Phase I of ASI will leverage existing data and observations, to evaluate whether and to what extent specific interventions, such as Mixed-Phase Cloud Thinning (MCT), could help stabilize Arctic systems like sea ice and permafrost. Dust emissions and biological ice-nucleating particles from the ocean surface support ‘natural experiment’ approaches, or naturally occurring perturbations to Arctic clouds that are detectable from satellite and ground-based sensors. Analyzing how these events alter cloud phase and outgoing heat across different seasons and regions could support an estimate of MCT’s minimum potential efficacy and help identify where and when MCT could help slow sea ice loss and support stabilization. Phase I findings determine what follows. The program advances if three conditions hold: MCT remains plausibly effective in at least some target regimes, decision-critical uncertainties can be identified and addressed with additional evidence, and early screening has not revealed disqualifying large-scale concerns.
Dr. Matthew Shupe, a senior research scientist at the Cooperative Institute for Research in Environmental Sciences at the University of Colorado and NOAA, and also a member of ASI’s Scientific Advisory Board, notes:
“We’ve been measuring Arctic clouds and their impact on the energy budget for decades; those records hold important, untapped information. The questions posed by ASI about whether and how clouds could be modified to cool the Arctic surface, while parallel decarbonization efforts are pursued, demand critical consideration via an ambitious, methodical approach.”
Alongside Dr. Matthew Shupe and Dr. Christina McCluskey, ASI’s Scientific Advisory Board also includes Dr. Graham Feingold of the NOAA Chemical Sciences Laboratory.

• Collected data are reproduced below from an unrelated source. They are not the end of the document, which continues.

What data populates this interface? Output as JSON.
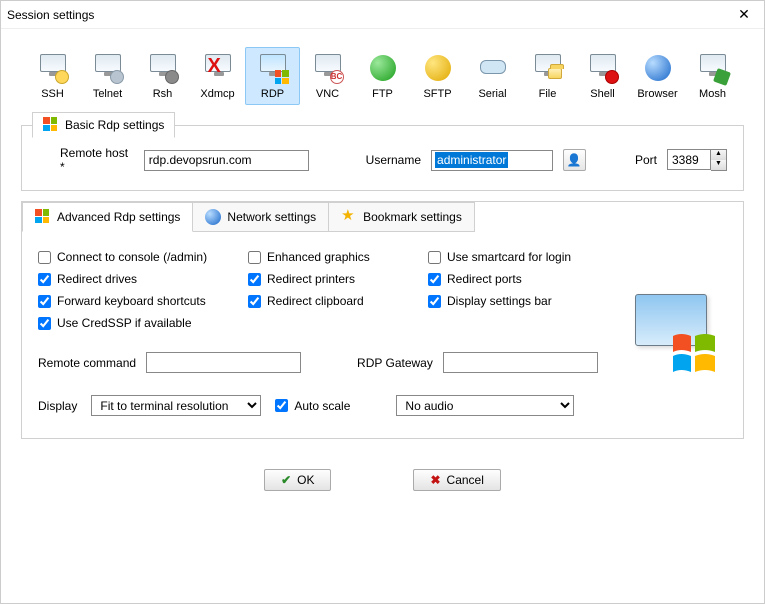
{
  "window": {
    "title": "Session settings"
  },
  "session_types": [
    {
      "key": "ssh",
      "label": "SSH"
    },
    {
      "key": "telnet",
      "label": "Telnet"
    },
    {
      "key": "rsh",
      "label": "Rsh"
    },
    {
      "key": "xdmcp",
      "label": "Xdmcp"
    },
    {
      "key": "rdp",
      "label": "RDP",
      "selected": true
    },
    {
      "key": "vnc",
      "label": "VNC"
    },
    {
      "key": "ftp",
      "label": "FTP"
    },
    {
      "key": "sftp",
      "label": "SFTP"
    },
    {
      "key": "serial",
      "label": "Serial"
    },
    {
      "key": "file",
      "label": "File"
    },
    {
      "key": "shell",
      "label": "Shell"
    },
    {
      "key": "browser",
      "label": "Browser"
    },
    {
      "key": "mosh",
      "label": "Mosh"
    }
  ],
  "basic": {
    "group_label": "Basic Rdp settings",
    "remote_host_label": "Remote host *",
    "remote_host_value": "rdp.devopsrun.com",
    "username_label": "Username",
    "username_value": "administrator",
    "port_label": "Port",
    "port_value": "3389"
  },
  "tabs": {
    "advanced": "Advanced Rdp settings",
    "network": "Network settings",
    "bookmark": "Bookmark settings"
  },
  "advanced": {
    "checks": {
      "connect_console": {
        "label": "Connect to console (/admin)",
        "checked": false
      },
      "enhanced_graphics": {
        "label": "Enhanced graphics",
        "checked": false
      },
      "smartcard": {
        "label": "Use smartcard for login",
        "checked": false
      },
      "redirect_drives": {
        "label": "Redirect drives",
        "checked": true
      },
      "redirect_printers": {
        "label": "Redirect printers",
        "checked": true
      },
      "redirect_ports": {
        "label": "Redirect ports",
        "checked": true
      },
      "fwd_kbd": {
        "label": "Forward keyboard shortcuts",
        "checked": true
      },
      "redirect_clipboard": {
        "label": "Redirect clipboard",
        "checked": true
      },
      "display_settings_bar": {
        "label": "Display settings bar",
        "checked": true
      },
      "credssp": {
        "label": "Use CredSSP if available",
        "checked": true
      }
    },
    "remote_command_label": "Remote command",
    "remote_command_value": "",
    "rdp_gateway_label": "RDP Gateway",
    "rdp_gateway_value": "",
    "display_label": "Display",
    "display_value": "Fit to terminal resolution",
    "auto_scale_label": "Auto scale",
    "auto_scale_checked": true,
    "audio_value": "No audio"
  },
  "buttons": {
    "ok": "OK",
    "cancel": "Cancel"
  }
}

The defining decade for the Arctic, and the planet
ASI was established on the premise that we have under 10 years to build a tipping point risk management approach, and was designed to produce findings within that period that governments, multilateral institutions, and Indigenous rights-holders can evaluate and act on. Some findings may establish that specific approaches carry risks that outweigh their potential benefits, or that certain interventions are not feasible at the scales that matter. That too constitutes the evidence base responsible governance requires. ASI will produce that evidence base while the findings can still shape what comes next.
Thanks for reading. I’ve been thrilled and humbled to support ASI over recent weeks and months, and look forward to continuing to do so, as they advance their research and technical intervention and governance development efforts.